Und das alleine reicht definitiv nicht aus.

Aus 

1 2
3 4

wird

1 3
2 4


Und dabei handelt es sich ja nicht um eine 90° Drehung...



Liebe Grüße
Tobi


----------



## tfa (24. Mai 2011)

Wie kommst du darauf, dass Transponieren einer 90°-Drehung (der Matrx??) entspricht?

Matrix (Mathematik) ? Wikipedia


----------



## faetzminator (24. Mai 2011)

Du musst noch an Stelle statt [c]i[/c] als Index einfach [c]elemente.length - i - 1[/c] verwenden und dann klappts


----------



## ToBe4minimal (24. Mai 2011)

tfa hat gesagt.:


> Wie kommst du darauf, dass Transponieren einer 90°-Drehung (der Matrx??) entspricht?
> 
> Matrix (Mathematik) ? Wikipedia




Ist dem nicht so??

So wurde es mir erklärt von unserem Tutor...

In der Aufgabenstellung steht was von Matrix transponieren...

Und er erklärte es so, dass es sich dabei um eine 90 Grad Drehung des gesamten Arrays handelt...


----------



## Dekker (24. Mai 2011)

ToBe4minimal hat gesagt.:


> Ist dem nicht so??
> 
> So wurde es mir erklärt von unserem Tutor...
> 
> ...



Äh ja, die Transponierte erhälst du indem du die Ursprungsmatrix "bildlich gesprochen" um 90grad drehst. Hier besteht das Missverständnis, dass es sich um ein konstrukt aus der graphischen Datenverarbeitung handelt. Du sagst es nämlich so das man denken könnte du meinst eine 90 grad Drehung um einen Punkt, praktisch eine Abbildung...


----------



## ToBe4minimal (24. Mai 2011)

Da hat man mir wohl was falsches erklärt??!!

Aufgabenstellung:
iv) Als transponierte Matrix wird die Matrix bezeichnet, deren Elemente so vertauscht wurden,
dass das Element mit dem Index i, j durch das Element mit dem Index j, i ersetzt wird. Dabei
wird die Matrix quasi um ihre Hauptdiagonale gekippt.


Wenn man die Aufgabenstellung so liest, scheint meine Lösung ja bereits doch richtig zu sein...

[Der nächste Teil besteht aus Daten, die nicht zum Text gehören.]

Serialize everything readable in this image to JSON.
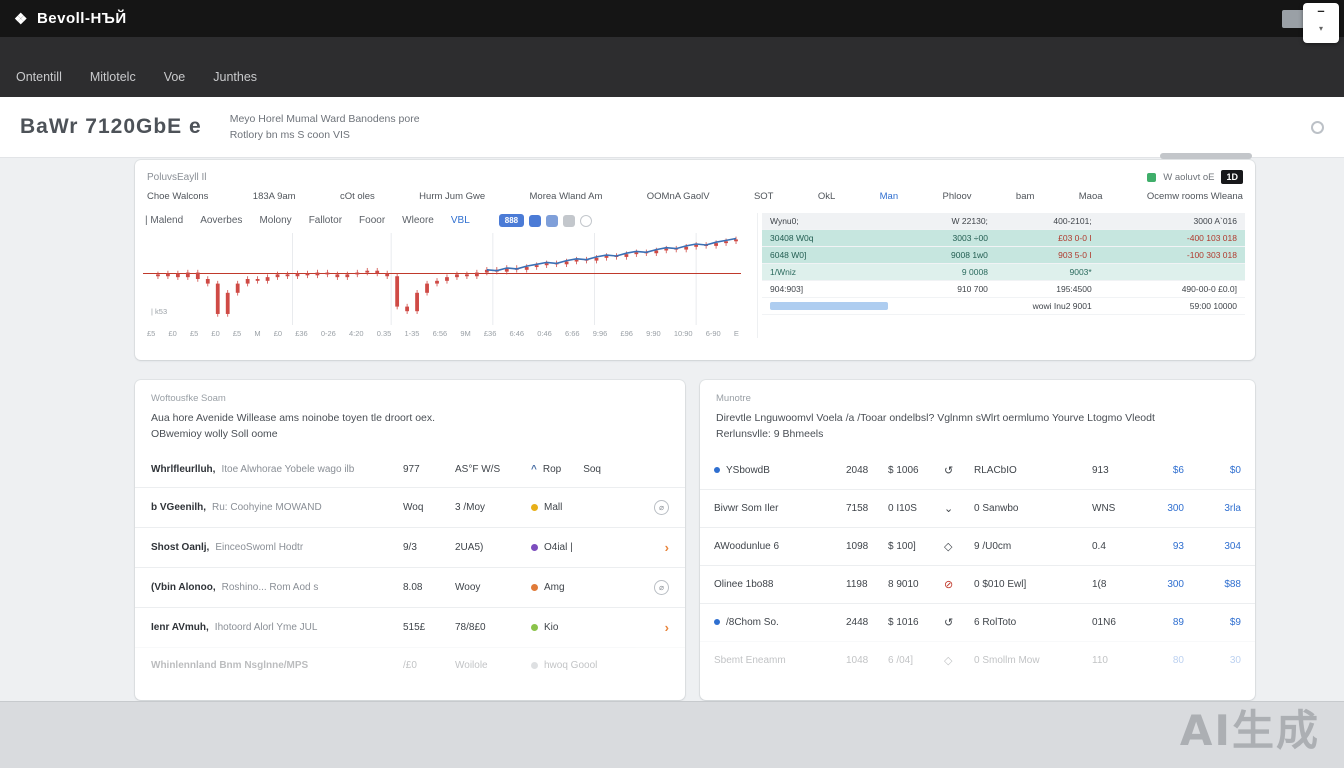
{
  "topbar": {
    "brand": "Bevoll-НЪЙ",
    "minimize_glyph": "–",
    "caret_glyph": "▾",
    "brand_icon": "❖",
    "sort_icon": "⇅"
  },
  "navbar": {
    "items": [
      "Ontentill",
      "Mitlotelc",
      "Voe",
      "Junthes"
    ]
  },
  "header": {
    "title": "BaWr 7120GbE e",
    "subtitle1": "Meyo Horel Mumal Ward Banodens pore",
    "subtitle2": "Rotlory bn ms S coon VIS"
  },
  "chart_card": {
    "title": "PoluvsEayll Il",
    "legend_label": "W aoluvt oE",
    "badge": "1D",
    "pill_label": "888",
    "annotation": "| k53",
    "filters": [
      {
        "label": "Choe Walcons"
      },
      {
        "label": "183A 9am"
      },
      {
        "label": "cOt oles"
      },
      {
        "label": "Hurm Jum Gwe"
      },
      {
        "label": "Morea Wland Am"
      },
      {
        "label": "OOMnA GaolV"
      },
      {
        "label": "SOT"
      },
      {
        "label": "OkL"
      },
      {
        "label": "Man",
        "accent": true
      },
      {
        "label": "Phloov"
      },
      {
        "label": "bam"
      },
      {
        "label": "Maoa"
      },
      {
        "label": "Ocemw rooms Wleana"
      }
    ],
    "tabs": [
      {
        "label": "| Malend"
      },
      {
        "label": "Aoverbes"
      },
      {
        "label": "Molony"
      },
      {
        "label": "Fallotor"
      },
      {
        "label": "Fooor"
      },
      {
        "label": "Wleore"
      },
      {
        "label": "VBL",
        "accent": true
      }
    ],
    "x_labels": [
      "£5",
      "£0",
      "£5",
      "£0",
      "£5",
      "M",
      "£0",
      "£36",
      "0-26",
      "4:20",
      "0.35",
      "1-35",
      "6:56",
      "9M",
      "£36",
      "6:46",
      "0:46",
      "6:66",
      "9:96",
      "£96",
      "9:90",
      "10:90",
      "6-90",
      "E"
    ],
    "side_table": {
      "rows": [
        {
          "bg": "gray",
          "cells": [
            "Wynu0;",
            "W 22130;",
            "400-2101;",
            "3000 A`016"
          ]
        },
        {
          "bg": "teal",
          "cells": [
            "30408 W0q",
            "3003 ÷00",
            "£03 0-0 I",
            "-400 103 018"
          ]
        },
        {
          "bg": "teal",
          "cells": [
            "6048 W0]",
            "9008 1w0",
            "903 5-0 I",
            "-100 303 018"
          ]
        },
        {
          "bg": "teal2",
          "cells": [
            "1/Wniz",
            "9 0008",
            "9003*",
            ""
          ]
        },
        {
          "bg": "white",
          "cells": [
            "904:903]",
            "910 700",
            "195:4500",
            "490-00-0 £0.0]"
          ]
        },
        {
          "bg": "white",
          "bar": true,
          "cells": [
            "",
            "",
            "wowi Inu2 9001",
            "59:00 10000"
          ]
        }
      ]
    },
    "chart_data": {
      "type": "candlestick+line",
      "closes": [
        55,
        53,
        56,
        52,
        57,
        50,
        45,
        12,
        35,
        45,
        50,
        48,
        52,
        55,
        53,
        56,
        54,
        57,
        55,
        52,
        55,
        57,
        59,
        56,
        53,
        20,
        15,
        35,
        45,
        48,
        52,
        55,
        53,
        57,
        60,
        58,
        62,
        60,
        63,
        65,
        67,
        66,
        69,
        71,
        70,
        73,
        75,
        74,
        77,
        79,
        78,
        81,
        83,
        82,
        85,
        87,
        86,
        89,
        91,
        93
      ],
      "line_start": 34,
      "line": [
        60,
        59,
        62,
        61,
        64,
        66,
        68,
        67,
        70,
        72,
        71,
        74,
        76,
        75,
        78,
        80,
        79,
        82,
        84,
        83,
        86,
        88,
        87,
        90,
        92,
        94
      ],
      "resistance": 56,
      "candle_color": "#cf4a45",
      "line_color": "#3a6fb5",
      "resistance_color": "#c0392b",
      "ylim": [
        0,
        100
      ]
    }
  },
  "left_card": {
    "title": "Woftousfke Soam",
    "desc1": "Aua hore Avenide Willease ams noinobe toyen tle droort oex.",
    "desc2": "OBwemioy wolly Soll oome",
    "rows": [
      {
        "name": "Whrlfleurlluh,",
        "desc": "Itoe Alwhorae Yobele wago ilb",
        "v1": "977",
        "v2": "AS°F W/S",
        "dot": "#4a6fa5",
        "dot_glyph": "^",
        "label": "Rop",
        "extra": "Soq",
        "action": ""
      },
      {
        "name": "b VGeenilh,",
        "desc": "Ru: Coohyine MOWAND",
        "v1": "Woq",
        "v2": "3 /Moy",
        "dot": "#e8b019",
        "label": "Mall",
        "extra": "",
        "action": "link"
      },
      {
        "name": "Shost Oanlj,",
        "desc": "EinceoSwoml Hodtr",
        "v1": "9/3",
        "v2": "2UA5)",
        "dot": "#7c4dbe",
        "label": "O4ial  |",
        "extra": "",
        "action": "arrow"
      },
      {
        "name": "(Vbin Alonoo,",
        "desc": "Roshino... Rom Aod s",
        "v1": "8.08",
        "v2": "Wooy",
        "dot": "#e07b39",
        "label": "Amg",
        "extra": "",
        "action": "link"
      },
      {
        "name": "Ienr AVmuh,",
        "desc": "Ihotoord Alorl Yme JUL",
        "v1": "515£",
        "v2": "78/8£0",
        "dot": "#8bc34a",
        "label": "Kio",
        "extra": "",
        "action": "arrow"
      },
      {
        "name": "Whinlennland Bnm Nsglnne/MPS",
        "desc": "",
        "v1": "/£0",
        "v2": "Woilole",
        "dot": "#9aa0a6",
        "label": "hwoq Goool",
        "extra": "",
        "action": "",
        "faded": true
      }
    ]
  },
  "right_card": {
    "title": "Munotre",
    "desc1": "Direvtle Lnguwoomvl Voela /a /Tooar ondelbsl? Vglnmn sWlrt oermlumo Yourve Ltogmo Vleodt",
    "desc2": "Rerlunsvlle: 9 Bhmeels",
    "rows": [
      {
        "dot": true,
        "name": "YSbowdB",
        "v1": "2048",
        "v2": "$ 1006",
        "icon": "↺",
        "icon_color": "#3f444a",
        "name2": "RLACbIO",
        "v3": "913",
        "link1": "$6",
        "link2": "$0"
      },
      {
        "dot": false,
        "name": "Bivwr Som Iler",
        "v1": "7158",
        "v2": "0 I10S",
        "icon": "⌄",
        "icon_color": "#3f444a",
        "name2": "0 Sanwbo",
        "v3": "WNS",
        "link1": "300",
        "link2": "3rla"
      },
      {
        "dot": false,
        "name": "AWoodunlue 6",
        "v1": "1098",
        "v2": "$ 100]",
        "icon": "◇",
        "icon_color": "#3f444a",
        "name2": "9 /U0cm",
        "v3": "0.4",
        "link1": "93",
        "link2": "304"
      },
      {
        "dot": false,
        "name": "Olinee 1bo88",
        "v1": "1198",
        "v2": "8 9010",
        "icon": "⊘",
        "icon_color": "#c0392b",
        "name2": "0 $010 Ewl]",
        "v3": "1(8",
        "link1": "300",
        "link2": "$88"
      },
      {
        "dot": true,
        "name": "/8Chom So.",
        "v1": "2448",
        "v2": "$ 1016",
        "icon": "↺",
        "icon_color": "#3f444a",
        "name2": "6 RolToto",
        "v3": "01N6",
        "link1": "89",
        "link2": "$9"
      },
      {
        "dot": false,
        "name": "Sbemt Eneamm",
        "v1": "1048",
        "v2": "6 /04]",
        "icon": "◇",
        "icon_color": "#3f444a",
        "name2": "0 Smollm Mow",
        "v3": "110",
        "link1": "80",
        "link2": "30",
        "faded": true
      }
    ]
  },
  "watermark": "AI生成"
}
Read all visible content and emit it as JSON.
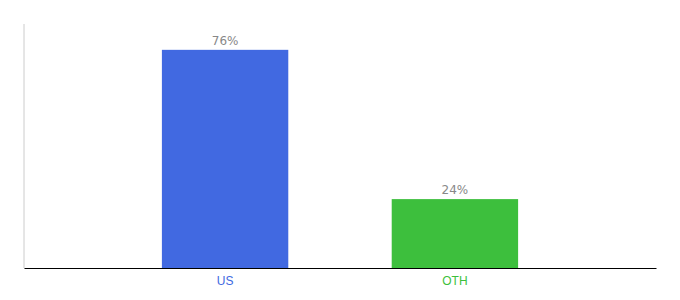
{
  "chart_data": {
    "type": "bar",
    "categories": [
      "US",
      "OTH"
    ],
    "values": [
      76,
      24
    ],
    "value_labels": [
      "76%",
      "24%"
    ],
    "colors": [
      "#4169e1",
      "#3dbf3d"
    ],
    "ylim": [
      0,
      85
    ],
    "data_labels": true,
    "tick_labels": "x"
  }
}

Sehe ich doch richtig, oder??

Aus

1 2
3 4

wird

1 3
2 4


Die Matrix wird um die Hauptdiagonale gekippt.

Stimmt doch, oder??


----------



## SlaterB (24. Mai 2011)

wenn man sie im Raum dreht, sind es aber 180 Grad 
ein Buch umklappen, 
naja Wikipedia sagt alles, den Link zu ignorieren sagt auch etwas

edit:
> Die Matrix wird um die Hauptdiagonale gekippt.

> Stimmt doch, oder?? 

durchaus


----------



## Crian (24. Mai 2011)

Betrachtest du nur quadratische Matrizen? Anderenfalls solltest du nicht-quadratische Testfälle betrachten.


----------



## ToBe4minimal (24. Mai 2011)

Dekker hat gesagt.:


> Äh ja, die Transponierte erhälst du indem du die Ursprungsmatrix "bildlich gesprochen" um 90grad drehst. Hier besteht das Missverständnis, dass es sich um ein konstrukt aus der graphischen Datenverarbeitung handelt. Du sagst es nämlich so das man denken könnte du meinst eine 90 grad Drehung um einen Punkt, praktisch eine Abbildung...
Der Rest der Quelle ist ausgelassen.